N° 515 - Buona condotta

Dove ci eravamo lasciati? Ah sì, il 18 dicembre con la conclusione del processo e la condanna di Roma per il reato di leso cittadino.

Beh, è passato un mese e con l’anno nuovo ci siamo messi alla caccia di qualche testimonianza di buona condotta da parte della Rea Roma.

Arriva l’occasione con la mostra “Giacomo Boni – L’alba della modernità” al Foro Romano e al Palatino.

 

Ci ricevono all’entrata i simboli riconosciuti dell’antichità romana: il marmo e l’acanto. Sole quasi primaverile e foglie di un bel verde tenero. La mostra è in onore dell’archeologo che, pur fra molte contestazioni, tirò fuori da sotto terra una buona parte della storia di Roma. Vari sono i luoghi dove è ricordato: il Tempio di Romolo, quello di Venere e Roma, mai visto finora, e il convento di S. Francesca Romana, convertito in museo con una ricca esposizione di pezzi trovati negli scavi, più la proiezione di un interessante ma discutibile documentario di immagini, didascalie e suoni sul lavoro di Boni (secondo una sua dichiarazione, giudicato demenziale dai contemporanei).

Insieme all’ammirazione dobbiamo confessare di essere caduti vittima di un bieco sentimento di invidia nei confronti del Professore, il quale, nei molti anni in cui scavò fra le rovine, non solo trovò conferme alle sue ardite teorie, che è una bella soddisfazione, ma riuscì anche a farsi allestire uno sciccosissimo studio dentro l’Uccelliera Farnese (ricostruito nella mostra, con belle opere di Cambellotti e Sartorio) e a impiantare un magnifico roseto, in mezzo al quale c’è la sua sobria tomba.

 

Insomma, a fine visita dobbiamo ammettere che dall’ultima volta, neanche troppo tempo fa, abbiamo trovato tutto molto più curato, pulito e bene organizzato.
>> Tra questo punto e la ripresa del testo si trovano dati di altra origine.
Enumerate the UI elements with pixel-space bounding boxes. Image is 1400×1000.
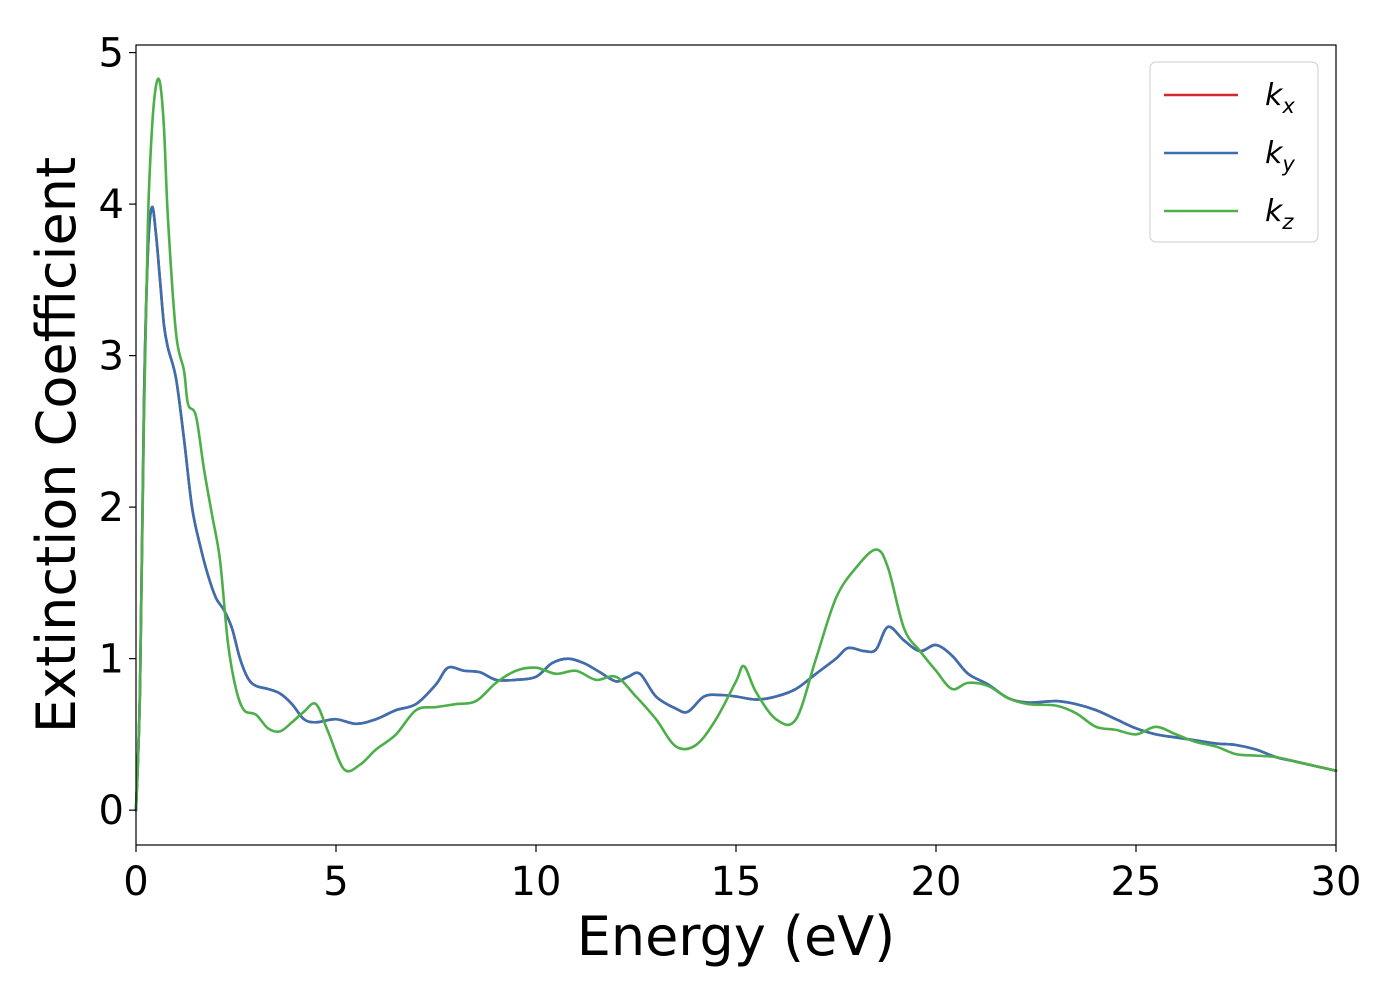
x-tick-label: 5: [323, 859, 348, 905]
x-tick-label: 15: [711, 859, 762, 905]
legend-label-subscript: z: [1281, 210, 1294, 234]
y-tick-label: 2: [99, 485, 124, 531]
y-axis-ticks: 0 1 2 3 4 5: [99, 31, 136, 834]
x-tick-label: 0: [123, 859, 148, 905]
x-tick-label: 25: [1111, 859, 1162, 905]
x-axis-ticks: 0 5 10 15 20 25 30: [123, 845, 1361, 905]
x-tick-label: 30: [1311, 859, 1362, 905]
legend-label-base: k: [1265, 136, 1284, 171]
y-tick-label: 3: [99, 334, 124, 380]
legend-label-subscript: x: [1281, 94, 1295, 118]
y-tick-label: 5: [99, 31, 124, 77]
y-tick-label: 1: [99, 637, 124, 683]
legend-label-base: k: [1265, 194, 1284, 229]
series-line-z: [134, 77, 1338, 812]
y-axis-title: Extinction Coefficient: [25, 157, 88, 733]
x-tick-label: 20: [911, 859, 962, 905]
legend-label-x: kx: [1265, 78, 1295, 118]
legend-label-subscript: y: [1281, 152, 1295, 176]
x-axis-title: Energy (eV): [577, 905, 896, 968]
y-tick-label: 0: [99, 788, 124, 834]
x-tick-label: 10: [511, 859, 562, 905]
legend-label-base: k: [1265, 78, 1284, 113]
legend-label-y: ky: [1265, 136, 1295, 176]
legend-label-z: kz: [1265, 194, 1294, 234]
series-line-y: [134, 205, 1338, 812]
plot-background: [136, 45, 1336, 845]
y-tick-label: 4: [99, 182, 124, 228]
series-layer: [134, 77, 1338, 812]
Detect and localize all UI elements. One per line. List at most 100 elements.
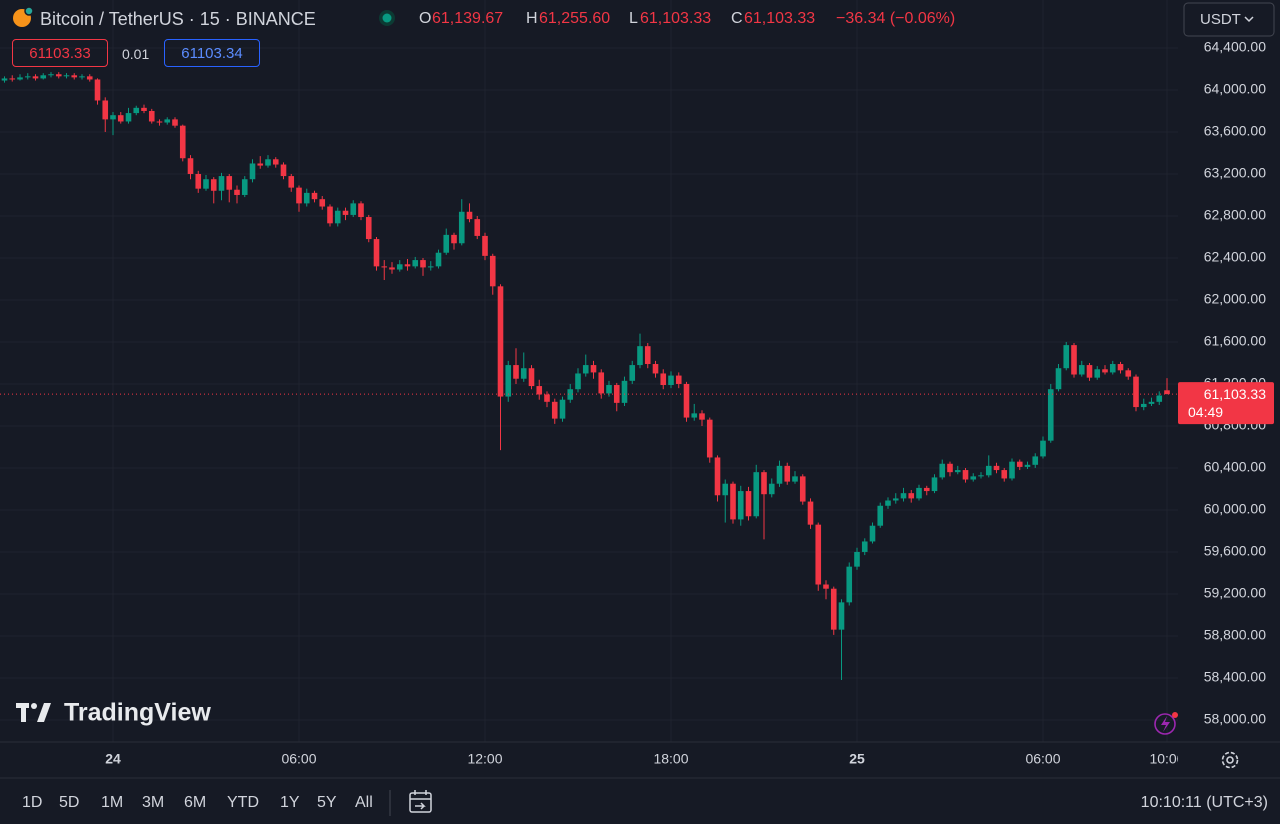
lightning-icon[interactable]	[1154, 712, 1178, 735]
candle-body	[807, 501, 814, 525]
candle-body	[404, 264, 411, 267]
candle-body	[218, 176, 225, 191]
candle-body	[1078, 365, 1085, 375]
candle-body	[1040, 440, 1046, 457]
candle-body	[1024, 464, 1031, 467]
calendar-icon[interactable]	[409, 790, 432, 813]
candle-body	[644, 346, 651, 365]
candle-body	[288, 176, 295, 188]
last-price-bg	[1178, 382, 1274, 425]
settings-icon[interactable]	[1221, 751, 1239, 769]
candle-body	[1164, 390, 1170, 395]
candle-body	[342, 210, 349, 215]
candle-body	[652, 364, 659, 374]
candle-body	[784, 465, 791, 482]
candle-body	[1117, 364, 1124, 371]
candle-body	[1148, 401, 1155, 404]
candle-body	[908, 493, 915, 499]
candles	[1, 72, 1170, 681]
candle-body	[637, 346, 643, 366]
candle-body	[815, 524, 822, 585]
btc-badge	[24, 6, 34, 16]
currency[interactable]: USDT	[1200, 11, 1241, 28]
candle-body	[187, 158, 194, 174]
candle-body	[156, 121, 163, 123]
candle-body	[32, 76, 39, 79]
range-button[interactable]: 3M	[142, 794, 165, 811]
x-tick-label: 24	[105, 751, 121, 767]
candle-body	[753, 472, 760, 517]
candle-body	[358, 203, 364, 218]
candle-body	[675, 375, 682, 384]
candle-body	[714, 457, 721, 496]
candle-body	[823, 584, 829, 589]
range-button[interactable]: All	[355, 794, 373, 811]
candle-body	[923, 487, 930, 492]
range-button[interactable]: 1D	[22, 794, 43, 811]
candle-body	[691, 413, 698, 418]
candle-body	[265, 159, 271, 166]
candle-body	[435, 252, 442, 267]
candle-body	[203, 179, 209, 189]
candle-body	[683, 383, 690, 418]
range-button[interactable]: 6M	[184, 794, 207, 811]
buy-button[interactable]: 61103.34	[164, 39, 260, 67]
candle-body	[916, 487, 922, 499]
candle-body	[598, 372, 605, 394]
candle-body	[102, 100, 109, 120]
candle-body	[466, 211, 473, 220]
candle-body	[536, 386, 543, 395]
candle-body	[559, 399, 566, 419]
countdown: 04:49	[1188, 404, 1223, 420]
range-button[interactable]: YTD	[227, 794, 259, 811]
candle-body	[303, 192, 310, 204]
range-button[interactable]: 1Y	[280, 794, 300, 811]
candle-body	[761, 472, 767, 495]
candle-body	[451, 234, 457, 244]
y-tick-label: 60,000.00	[1204, 501, 1266, 517]
candle-body	[117, 115, 124, 122]
last-price-box: 61,103.33 04:49	[1178, 382, 1274, 425]
candle-body	[311, 192, 318, 200]
candle-body	[730, 483, 736, 520]
candle-body	[985, 465, 992, 476]
candle-body	[551, 401, 558, 419]
candle-body	[606, 385, 612, 394]
candle-body	[17, 77, 23, 80]
candle-body	[869, 525, 876, 542]
symbol: Bitcoin / TetherUS · 15 · BINANCE	[40, 8, 316, 29]
candle-body	[1133, 376, 1139, 408]
range-button[interactable]: 5Y	[317, 794, 337, 811]
high-label: H	[526, 10, 538, 27]
candle-body	[86, 76, 93, 80]
x-tick-label: 18:00	[653, 751, 688, 767]
range-button[interactable]: 1M	[101, 794, 124, 811]
currency-select[interactable]	[1183, 2, 1275, 37]
x-tick-label: 06:00	[281, 751, 316, 767]
x-tick-label: 06:00	[1025, 751, 1060, 767]
candle-body	[699, 413, 705, 420]
candle-body	[172, 119, 178, 126]
candle-body	[590, 365, 597, 373]
candle-body	[125, 113, 132, 122]
candle-body	[768, 483, 775, 495]
candle-body	[210, 179, 217, 191]
candle-body	[1102, 369, 1108, 373]
y-tick-label: 64,400.00	[1204, 39, 1266, 55]
candle-body	[489, 255, 496, 287]
high: 61,255.60	[539, 10, 611, 27]
candle-body	[854, 551, 860, 567]
candle-body	[24, 76, 31, 78]
close-label: C	[731, 10, 743, 27]
y-tick-label: 62,400.00	[1204, 249, 1266, 265]
range-button[interactable]: 5D	[59, 794, 80, 811]
candle-body	[79, 76, 85, 78]
candle-body	[9, 78, 16, 80]
candle-body	[1140, 403, 1147, 408]
candle-body	[396, 264, 403, 270]
candle-body	[257, 163, 264, 166]
candle-body	[582, 365, 589, 374]
dropdown-arrow	[1244, 16, 1254, 23]
sell-button[interactable]: 61103.33	[12, 39, 108, 67]
candle-body	[71, 75, 78, 78]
Nuovi spazi aperti, lavori in corso che fanno ben sperare per il futuro e ampi settori dei giardini Farnese ben curati, erba rasata, fiori freschi e perfino una grande fontana funzionante, con musica di Beethoven in sottofondo. 

Tutto bene? Certo, ma che Serpente sarebbe il Cavaliere se non avesse tenuto da parte alcune osservazioni leggermente avvelenate per concludere la sua relazione? Eccole.

 

Proviamo a entrare. Gli accessi all’area sono quattro (teoricamente). In realtà da due si esce soltanto: Salara Vecchia e San Gregorio, da un altro, Colonna Traiana, si entra, sì, ma guai a volere tornare indietro, non si può, neanche morti, perché il percorso è a senso unico e il ritorno al mondo contemporaneo avviene solo attraverso un cancelletto a metà di Via dei Fori Imperiali. Nel quarto, Arco di Tito, l’unico funzionante a doppio senso, c’è naturalmente una coda chilometrica. Tutto questo, ci hanno spiegato, è a causa dell’emergenza virus. Malgrado la giustificazione il nesso ci sfugge.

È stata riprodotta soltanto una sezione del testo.